N.J. State Police were called in to assist. Barricades were set up on routes 547 and 571. Manchester school district's Regional Day School, a special needs school, was also put on lock-down but food and medicine were brought in.

The lock-down was sparked by two separate incidents occurring at roughly the same time. Near one gate, there was a report of possible gunfire, which later proved to be unfounded. At another gate, a man making a routine delivery was cited for carrying a registered handgun.

That information was reported here, among other sources...

Now let's ask some more questions. Why did it take 45 minutes to lock down a military base under possible threat of attack? It seems to me that if an attack were occurring simultaneously at separate gates, the military would have seconds, maybe minutes to respond. Yet it took the better part of an hour to stop people from entering or leaving the base? Of course, when you are maintaining order and security in an area with a lot of people and activity, all sorts of fairly mundane things can trigger an alert or be an erroneous cause for concern. Things like, a car backfire perhaps. Maybe someone playing with firecrackers at a house near the base. Any number of things. Sure, it pays to investigate, and be vigilant. But the response here seemed to be either sluggish, or serious overkill, or both.

So we have these two events occurring, which may have at first taken on a "probably no big deal, but we should check it out," sort of approach. Some folks might not think that is a very vigilant approach, but when you are dealing with all sorts of little things each day that turn out to be mundane, it is to be expected. It takes a professional to discern the level and credibility of any possible threat. But then why the full crackdown 45 minutes later? Even if it was not a terrorist attack, let's just say maybe that someone took a shot at someone else on the base for personal reasons, a police matter rather than a terror threat. That person would likely be long gone by the time they got around to closing the gates. Remember what the statement said, "Due to security forces quick and timely response, base security ensured the incident was contained." Hardly. So really, after 45 minutes, why bother to close the gates at all? What was the credible threat level that warranted the lockdown?

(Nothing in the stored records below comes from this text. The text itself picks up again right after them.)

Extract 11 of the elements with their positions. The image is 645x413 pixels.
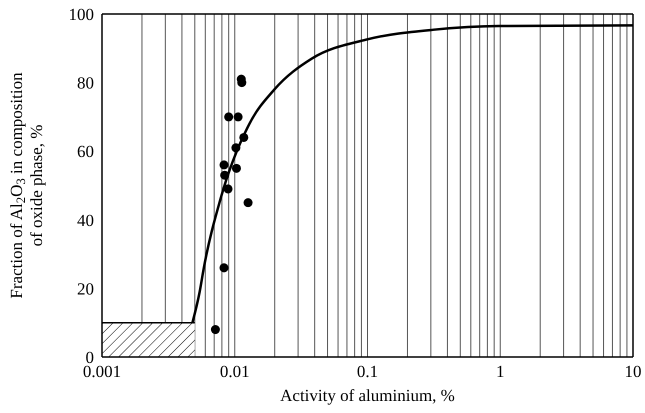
y-tick-label: 20 xyxy=(77,279,94,298)
y-tick-label: 100 xyxy=(68,5,94,24)
x-axis-title: Activity of aluminium, % xyxy=(280,386,455,405)
x-tick-label: 10 xyxy=(624,362,642,382)
x-tick-label: 0.1 xyxy=(356,362,378,382)
x-tick-label: 1 xyxy=(496,362,504,382)
x-tick-label: 0.001 xyxy=(82,362,122,382)
x-tick-label: 0.01 xyxy=(220,362,250,382)
y-tick-label: 80 xyxy=(77,74,94,93)
y-tick-label: 60 xyxy=(77,142,94,162)
y-tick-label: 40 xyxy=(77,210,94,230)
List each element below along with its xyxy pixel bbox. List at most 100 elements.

Moreover, what was such a threat that the military could not manage it without calling in civilian authority, and shutting down civilian roadways, after base security already had the threat "contained?" What was such a threat that the police had to break out assault rifles for traffic duty?

From the information provided, there are two conclusions that can be reached. First, that there was a credible threat, which did in fact turn out to be erroneous, but that the response for was shamefully slow and desperately lacking in the "three C's." (Command, control, and communication.)

Second, that a mundane, routine affair was blown entirely out of proportion and exploited as a show of force, a low-level psy-op to be splashed on the national media to keep everyone on their toes and jittery. To keep the threat of terrorism fresh in everyone's minds, so that people are more malleable to the idea of trading in their liberty for security. To keep the chatter of dissent in hushed tones, to sell fear.

This is not a one time event, this is a pattern, of botched response to less than credible threats.